Leave. It will never change, and once children come along it will be 100 times more miserable.

Kalifa · 13/04/2020 12:12

Called you a bitch? Just that by itself would make me throw him against the wall.
He is a lazy, rude good-for-nothing. He doesn’t contribute, he just takes and takes. Kick him the fuck out and don’t even think about having children with him.

Puddlelane123 · 13/04/2020 12:15

What @Ninkanink says. Whatever you do do NOT have children with this man.

This is no life for any woman, and certainly not one in the peak of youth.

I am all for the sanctity of marriage, but this man will not make you happy and will crush your spirit over time. Get out now while there are no children involved. If you can find the bravery to leave now, the future you will be forever thankful for it.

HollowTalk · 13/04/2020 12:16

He's your classic cocklodger. They are usually to be found in self-employment (often after being fired for being lazy or just plain stupid.) He doesn't do anything at all and wants you to fund his lifestyle. And then he calls you names when you show signs you're not happy with it.

Get rid of him, OP.

Is your house rented or on a mortgage?

HollowTalk · 13/04/2020 12:17

Getting pregnant wouldn't be a problem for me because I'd have no intention of having sex with such a waste of space.

pallasathena · 13/04/2020 12:20

Read up on low self esteem OP because to put up with someone like this really reflects on how you perceive yourself and your low expectations.
There are so many self-help books out there.
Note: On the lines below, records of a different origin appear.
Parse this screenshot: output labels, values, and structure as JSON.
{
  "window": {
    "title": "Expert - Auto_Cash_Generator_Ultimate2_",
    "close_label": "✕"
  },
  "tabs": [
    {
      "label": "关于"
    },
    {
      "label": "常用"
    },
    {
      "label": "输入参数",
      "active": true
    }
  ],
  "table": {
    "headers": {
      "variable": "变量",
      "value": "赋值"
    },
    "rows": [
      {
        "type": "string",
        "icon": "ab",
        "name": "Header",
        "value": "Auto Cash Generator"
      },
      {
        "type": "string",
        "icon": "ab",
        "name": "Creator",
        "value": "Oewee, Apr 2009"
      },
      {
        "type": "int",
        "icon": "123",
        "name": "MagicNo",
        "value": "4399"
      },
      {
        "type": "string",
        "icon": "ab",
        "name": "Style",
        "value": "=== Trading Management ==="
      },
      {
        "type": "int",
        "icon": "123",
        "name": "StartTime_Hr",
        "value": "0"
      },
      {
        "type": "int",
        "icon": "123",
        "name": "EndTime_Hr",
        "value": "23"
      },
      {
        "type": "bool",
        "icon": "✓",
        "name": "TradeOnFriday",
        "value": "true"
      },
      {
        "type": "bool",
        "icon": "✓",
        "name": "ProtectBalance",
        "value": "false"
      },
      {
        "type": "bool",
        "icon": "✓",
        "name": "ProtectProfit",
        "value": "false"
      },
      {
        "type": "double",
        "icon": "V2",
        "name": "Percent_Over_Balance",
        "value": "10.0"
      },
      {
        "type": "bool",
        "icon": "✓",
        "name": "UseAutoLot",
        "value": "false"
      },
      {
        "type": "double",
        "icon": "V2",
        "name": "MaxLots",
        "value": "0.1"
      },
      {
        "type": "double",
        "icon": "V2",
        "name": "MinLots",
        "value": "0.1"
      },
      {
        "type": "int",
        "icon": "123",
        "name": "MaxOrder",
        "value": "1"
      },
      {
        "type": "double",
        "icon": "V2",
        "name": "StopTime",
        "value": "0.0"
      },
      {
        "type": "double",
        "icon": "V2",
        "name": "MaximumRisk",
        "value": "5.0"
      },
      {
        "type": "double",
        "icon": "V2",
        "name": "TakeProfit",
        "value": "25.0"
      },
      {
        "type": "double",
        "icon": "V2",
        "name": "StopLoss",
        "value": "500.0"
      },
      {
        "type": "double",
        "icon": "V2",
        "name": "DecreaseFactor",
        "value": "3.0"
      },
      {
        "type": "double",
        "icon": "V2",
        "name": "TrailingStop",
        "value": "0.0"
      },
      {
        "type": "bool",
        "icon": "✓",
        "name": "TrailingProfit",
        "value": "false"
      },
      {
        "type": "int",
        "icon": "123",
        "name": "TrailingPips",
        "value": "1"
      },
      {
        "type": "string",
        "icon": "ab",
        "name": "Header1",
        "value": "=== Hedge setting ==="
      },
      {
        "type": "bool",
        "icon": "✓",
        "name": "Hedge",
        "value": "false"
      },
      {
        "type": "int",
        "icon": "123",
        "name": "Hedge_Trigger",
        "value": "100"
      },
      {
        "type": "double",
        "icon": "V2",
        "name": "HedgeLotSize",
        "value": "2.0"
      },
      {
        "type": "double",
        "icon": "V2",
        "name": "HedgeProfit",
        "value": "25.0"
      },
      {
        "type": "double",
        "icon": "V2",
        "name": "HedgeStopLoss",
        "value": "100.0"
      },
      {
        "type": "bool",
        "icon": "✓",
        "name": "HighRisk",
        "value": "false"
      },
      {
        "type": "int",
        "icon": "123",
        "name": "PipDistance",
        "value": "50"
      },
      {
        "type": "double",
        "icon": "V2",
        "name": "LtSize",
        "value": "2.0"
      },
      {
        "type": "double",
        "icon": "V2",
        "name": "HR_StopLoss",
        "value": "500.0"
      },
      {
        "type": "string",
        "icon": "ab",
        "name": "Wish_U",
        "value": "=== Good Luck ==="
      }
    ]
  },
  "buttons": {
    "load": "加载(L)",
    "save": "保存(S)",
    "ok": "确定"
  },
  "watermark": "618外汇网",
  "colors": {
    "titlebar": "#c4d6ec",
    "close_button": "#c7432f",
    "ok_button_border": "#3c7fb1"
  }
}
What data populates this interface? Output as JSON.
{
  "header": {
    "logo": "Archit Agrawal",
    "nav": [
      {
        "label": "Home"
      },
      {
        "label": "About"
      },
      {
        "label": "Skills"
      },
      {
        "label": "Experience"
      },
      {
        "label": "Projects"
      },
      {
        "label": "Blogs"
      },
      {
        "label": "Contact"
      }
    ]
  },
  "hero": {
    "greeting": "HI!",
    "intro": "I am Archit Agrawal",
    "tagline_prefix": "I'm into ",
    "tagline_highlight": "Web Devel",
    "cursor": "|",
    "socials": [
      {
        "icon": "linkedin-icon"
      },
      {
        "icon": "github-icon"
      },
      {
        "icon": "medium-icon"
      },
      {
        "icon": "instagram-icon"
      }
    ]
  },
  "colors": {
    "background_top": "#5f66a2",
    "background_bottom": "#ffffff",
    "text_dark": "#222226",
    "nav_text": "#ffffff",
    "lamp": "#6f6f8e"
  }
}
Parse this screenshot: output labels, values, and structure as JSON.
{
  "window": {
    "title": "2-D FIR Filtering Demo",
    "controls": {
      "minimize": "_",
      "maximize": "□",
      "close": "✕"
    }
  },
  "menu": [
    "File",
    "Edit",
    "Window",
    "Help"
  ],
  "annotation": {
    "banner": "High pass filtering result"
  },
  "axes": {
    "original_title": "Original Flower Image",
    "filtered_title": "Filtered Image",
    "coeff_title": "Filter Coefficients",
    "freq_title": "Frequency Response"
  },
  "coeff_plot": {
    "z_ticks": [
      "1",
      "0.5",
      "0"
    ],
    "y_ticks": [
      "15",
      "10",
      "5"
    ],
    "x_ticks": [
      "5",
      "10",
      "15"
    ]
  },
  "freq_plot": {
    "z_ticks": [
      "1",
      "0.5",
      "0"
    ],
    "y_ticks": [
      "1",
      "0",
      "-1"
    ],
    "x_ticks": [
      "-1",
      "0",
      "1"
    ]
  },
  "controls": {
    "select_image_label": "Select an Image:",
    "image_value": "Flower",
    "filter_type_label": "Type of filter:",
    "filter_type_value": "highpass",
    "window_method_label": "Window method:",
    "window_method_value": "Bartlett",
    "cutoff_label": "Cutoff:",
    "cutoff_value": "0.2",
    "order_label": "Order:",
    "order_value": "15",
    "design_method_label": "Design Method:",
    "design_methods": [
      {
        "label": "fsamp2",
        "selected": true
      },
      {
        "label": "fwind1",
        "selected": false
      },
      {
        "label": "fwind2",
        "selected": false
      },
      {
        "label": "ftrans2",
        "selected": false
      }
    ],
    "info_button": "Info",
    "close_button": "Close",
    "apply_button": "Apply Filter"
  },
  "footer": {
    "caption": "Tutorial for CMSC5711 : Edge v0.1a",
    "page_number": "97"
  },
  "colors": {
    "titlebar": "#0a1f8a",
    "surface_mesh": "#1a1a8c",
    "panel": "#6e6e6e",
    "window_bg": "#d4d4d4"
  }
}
Google is your friend.
Life is short and shouldn't be spent with users and abusers.
Flowers

nopenothappening · 13/04/2020 12:23

He is being abusive. Please don't spend the rest of your life like this. Or bring children into it.

Have a look at the Freedom Programme course online.

YogaLite · 13/04/2020 12:27

Make sure you have a good support network, this is where I failed as had no family/friends near me.

HildegardeCrowe · 13/04/2020 12:38

OP you’re only 25 and it sounds like you’re financially independent so don’t waste another minute on this dreadful excuse for a man (sorry to be harsh). I wonder what you saw in him in the first place but I can understand your relationship because I was also in an abusive relationship when I was very young.

It does seem you have a problem with boundaries and trusting your gut feelings but I urge you to start learning to stand up for yourself and realise that you don’t have to put up with this intolerable treatment. Please start looking at how you can remove yourself from this marriage. You have a bright future ahead but only if you don’t have this man in your life.

Ghostonthedancefloor · 13/04/2020 12:45

Don’t get pregnant. Run.
Don’t get pregnant. Run.
Don’t get pregnant. Run.
Run for the hills.

Bigpaintinglittlepainting · 13/04/2020 12:49

You are most definitely in the right here, all your instincts are telling you he’s a dick

Listen to your instincts, leave him

Egghead68 · 13/04/2020 12:50

Divorce him.

Thewheelsarefallingoff · 13/04/2020 12:51

I have to echo, what is the point of him? That was my thought when reading your post. Make plans to divorce and ensure that you leave with equity, cash or property that reflects the years that you have been supporting this man with no reciprocation.

DeathByBoredom · 13/04/2020 12:52

Use this time to get your savings sorted, safe and away from him, think about what you want from a divorce (sell up? Sign over to him? Buy him out?) Then file for divorce - unreasonable behaviour - and get shot. You are beautifully young ... you'll soon forget this loser.